Note: Hadoop is deprecated for use with DataStax Enterprise. DSE Hadoop and BYOH (Bring Your Own Hadoop) are deprecated. Sqoop is also deprecated and will be removed when Hadoop is removed.
DSE Hadoop supports Sqoop, an Apache Software Foundation tool for transferring data between an RDBMS data source and Hadoop or between other data sources, such as NoSQL. DataStax Enterprise supports the following operations:
  • Import and export data to and from CQL tables and any JDBC-compliant data source.
  • Import SQL files into a CQL collection set, list, and map.
  • Import data into CQL using a re-useable, file-based import command.
  • Import legacy data using the thrift-import tool that supports backward compatibility with earlier DataStax Enterprise versions.
  • Use conventional Sqoop commands to import data into the Cassandra File System (CFS), the counterpart to HDFS, instead of a CQL table.
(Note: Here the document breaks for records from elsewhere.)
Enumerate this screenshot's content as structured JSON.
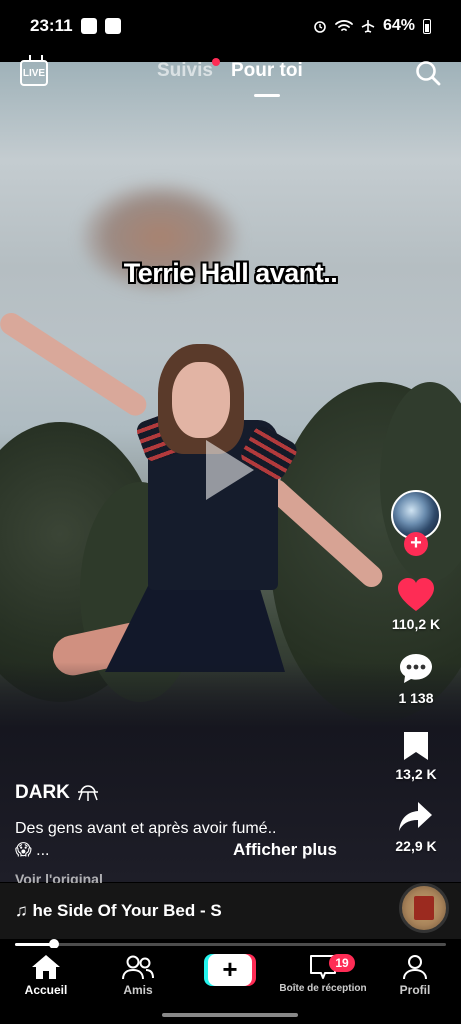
{
  "status_bar": {
    "time": "23:11",
    "battery": "64%"
  },
  "top_nav": {
    "live_label": "LIVE",
    "tabs": [
      {
        "label": "Suivis",
        "active": false,
        "has_dot": true
      },
      {
        "label": "Pour toi",
        "active": true
      }
    ]
  },
  "video": {
    "overlay_caption": "Terrie Hall avant.."
  },
  "actions": {
    "likes": "110,2 K",
    "comments": "1 138",
    "saves": "13,2 K",
    "shares": "22,9 K",
    "follow_symbol": "+"
  },
  "post": {
    "author": "DARK",
    "description_line1": "Des gens avant et après avoir fumé..",
    "description_line2": "😱 ...",
    "more_label": "Afficher plus",
    "view_original": "Voir l'original",
    "sound": "♫ he Side Of Your Bed - S",
    "progress_fraction": 0.09
  },
  "bottom_nav": {
    "items": [
      {
        "label": "Accueil",
        "active": true
      },
      {
        "label": "Amis",
        "active": false
      },
      {
        "label": "+",
        "active": false
      },
      {
        "label": "Boîte de réception",
        "active": false,
        "badge": "19"
      },
      {
        "label": "Profil",
        "active": false
      }
    ]
  },
  "colors": {
    "accent": "#fe2c55",
    "cyan": "#25f4ee",
    "background": "#000000"
  }
}
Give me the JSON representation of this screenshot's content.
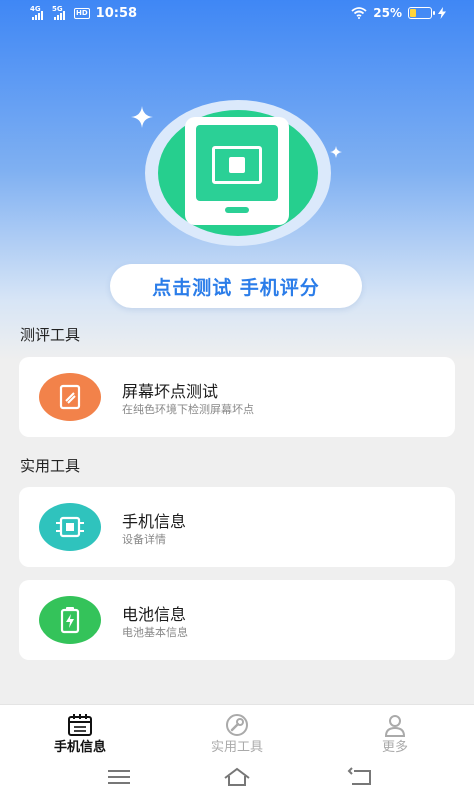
{
  "status_bar": {
    "signal1_tag": "4G",
    "signal2_tag": "5G",
    "hd_badge": "HD",
    "time": "10:58",
    "battery_text": "25%",
    "battery_level": 0.25,
    "battery_color": "#ffd43a"
  },
  "hero": {
    "cta_label": "点击测试 手机评分",
    "accent_color": "#26cf8e"
  },
  "sections": [
    {
      "title": "测评工具",
      "items": [
        {
          "title": "屏幕坏点测试",
          "subtitle": "在纯色环境下检测屏幕坏点",
          "icon": "screen-test-icon",
          "color": "#f2824a"
        }
      ]
    },
    {
      "title": "实用工具",
      "items": [
        {
          "title": "手机信息",
          "subtitle": "设备详情",
          "icon": "chip-icon",
          "color": "#2fc3bd"
        },
        {
          "title": "电池信息",
          "subtitle": "电池基本信息",
          "icon": "battery-icon",
          "color": "#34c35a"
        }
      ]
    }
  ],
  "bottom_nav": [
    {
      "label": "手机信息",
      "icon": "calendar-icon",
      "active": true
    },
    {
      "label": "实用工具",
      "icon": "wrench-icon",
      "active": false
    },
    {
      "label": "更多",
      "icon": "user-icon",
      "active": false
    }
  ]
}
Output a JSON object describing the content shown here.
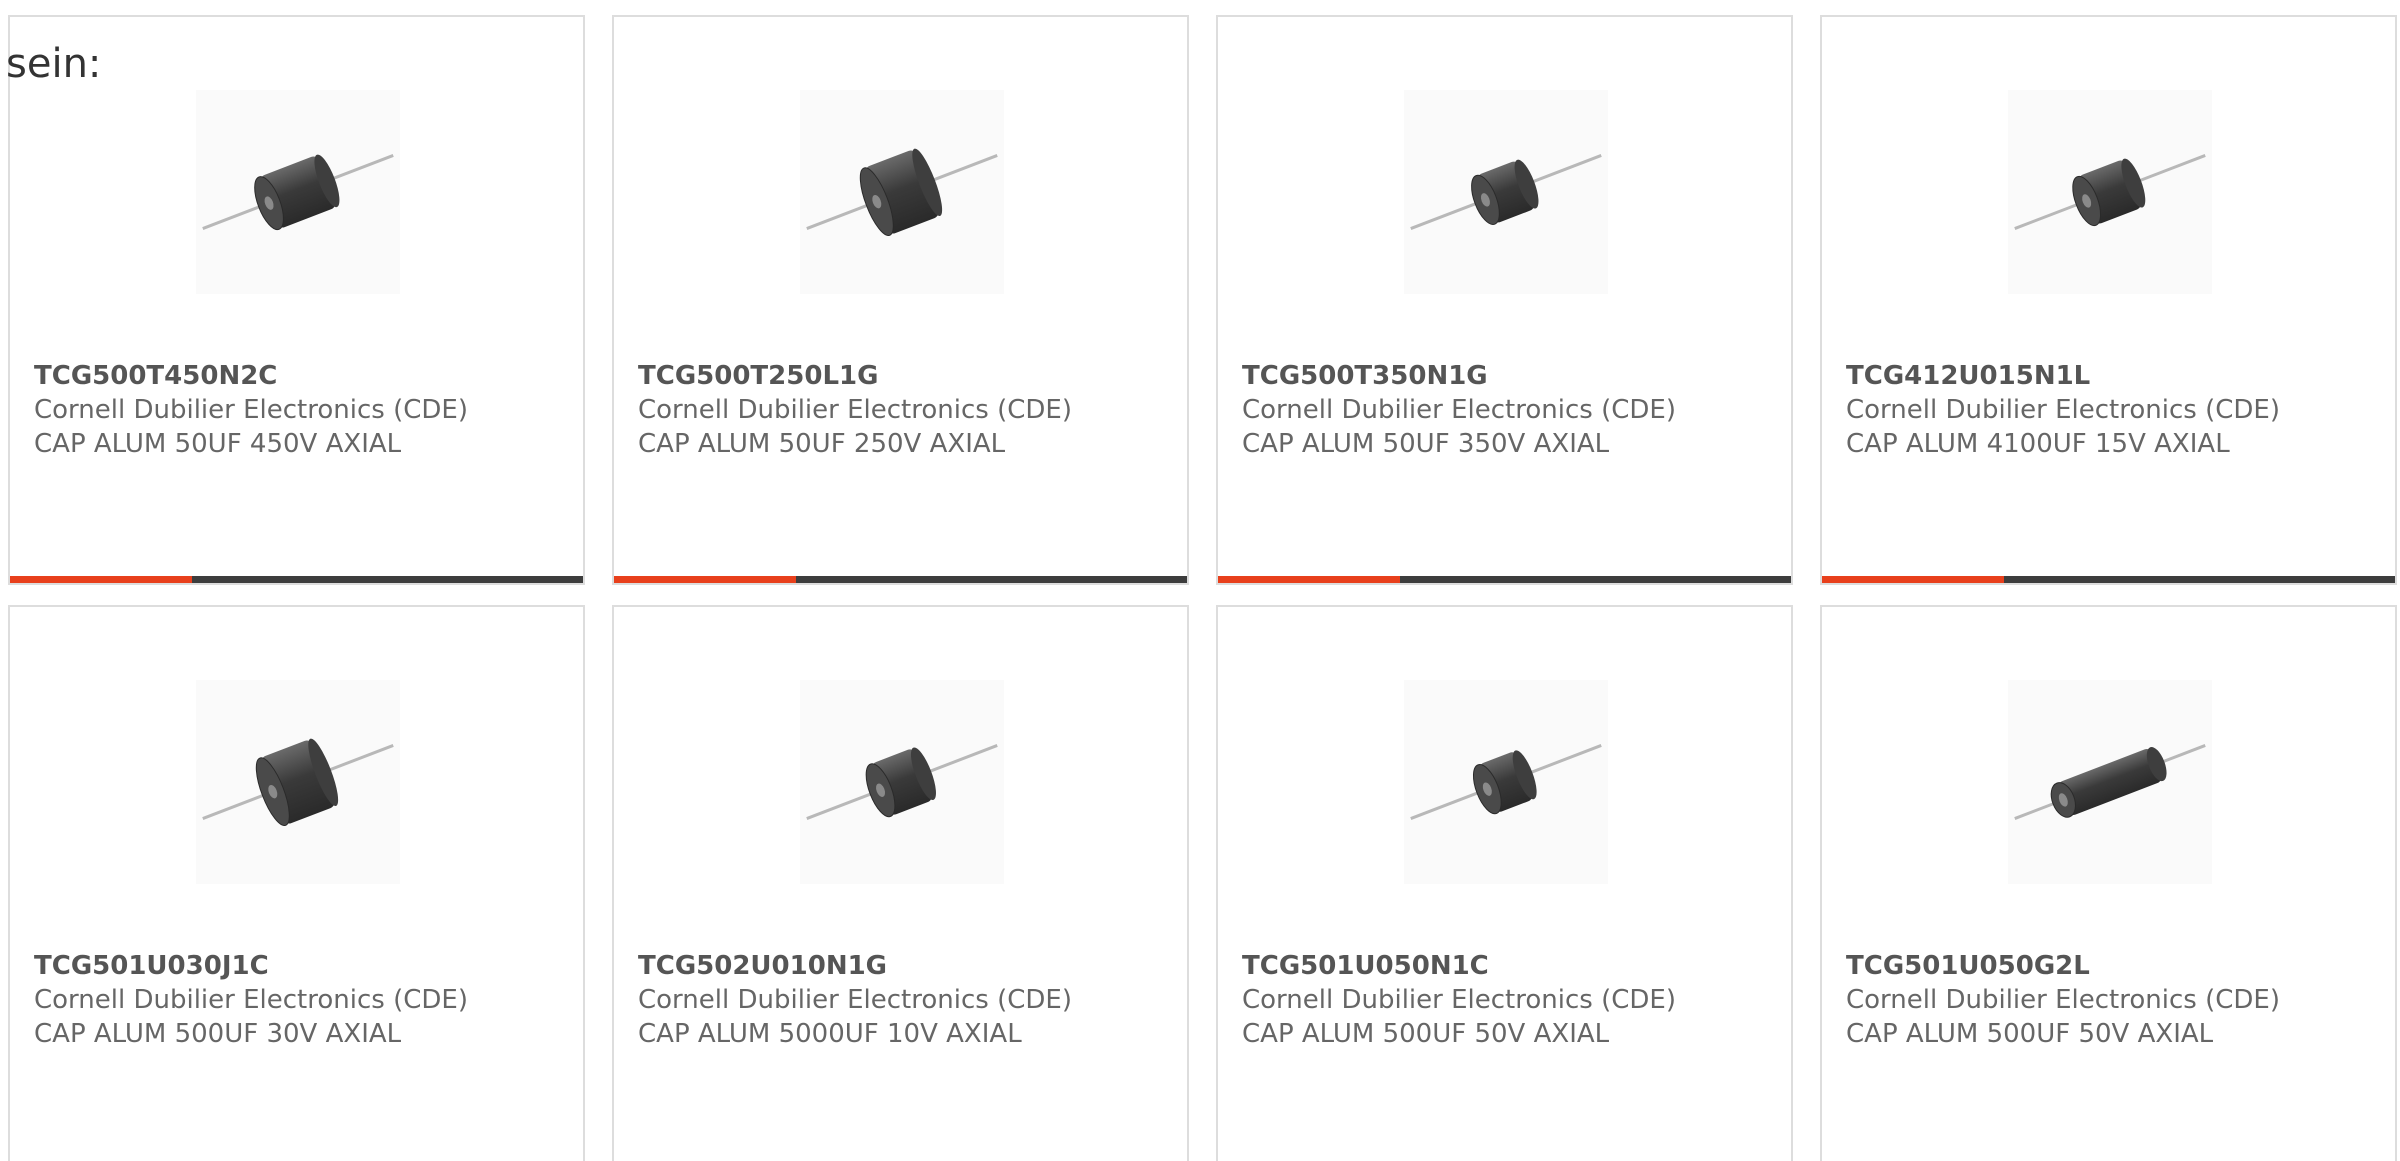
{
  "intro_text": "sein:",
  "colors": {
    "accent": "#e8401c",
    "bar": "#3d3d3d",
    "border": "#dddddd"
  },
  "products": [
    {
      "part": "TCG500T450N2C",
      "manufacturer": "Cornell Dubilier Electronics (CDE)",
      "description": "CAP ALUM 50UF 450V AXIAL",
      "icon": "axial-capacitor-icon"
    },
    {
      "part": "TCG500T250L1G",
      "manufacturer": "Cornell Dubilier Electronics (CDE)",
      "description": "CAP ALUM 50UF 250V AXIAL",
      "icon": "axial-capacitor-icon"
    },
    {
      "part": "TCG500T350N1G",
      "manufacturer": "Cornell Dubilier Electronics (CDE)",
      "description": "CAP ALUM 50UF 350V AXIAL",
      "icon": "axial-capacitor-icon"
    },
    {
      "part": "TCG412U015N1L",
      "manufacturer": "Cornell Dubilier Electronics (CDE)",
      "description": "CAP ALUM 4100UF 15V AXIAL",
      "icon": "axial-capacitor-icon"
    },
    {
      "part": "TCG501U030J1C",
      "manufacturer": "Cornell Dubilier Electronics (CDE)",
      "description": "CAP ALUM 500UF 30V AXIAL",
      "icon": "axial-capacitor-icon"
    },
    {
      "part": "TCG502U010N1G",
      "manufacturer": "Cornell Dubilier Electronics (CDE)",
      "description": "CAP ALUM 5000UF 10V AXIAL",
      "icon": "axial-capacitor-icon"
    },
    {
      "part": "TCG501U050N1C",
      "manufacturer": "Cornell Dubilier Electronics (CDE)",
      "description": "CAP ALUM 500UF 50V AXIAL",
      "icon": "axial-capacitor-icon"
    },
    {
      "part": "TCG501U050G2L",
      "manufacturer": "Cornell Dubilier Electronics (CDE)",
      "description": "CAP ALUM 500UF 50V AXIAL",
      "icon": "axial-capacitor-icon"
    }
  ]
}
You can import and export MySQL, PostgreSQL, and Oracle data types that are listed in the Sqoop reference. An analytics node runs the MapReduce job that imports and exports data from a data source using Sqoop. You need a JDBC driver for the RDBMS or other type of data source.

Importing data

You can import data from any JDBC-compliant data source. For example:

  • DB2
  • MySQL

    If you encounter SQOOP-1400, use the latest version of the MySQL Connector/J (mysql-connector-java).

  • Oracle
  • SQL Server
  • Sybase

Securing Sqoop

DataStax Enterprise supports password authentication for Sqoop operations. Configure password authentication using Cassandra-specific properties. Kerberos is also supported. Client-to-node encryption (SSL) is supported for Sqoop-imported and exported data.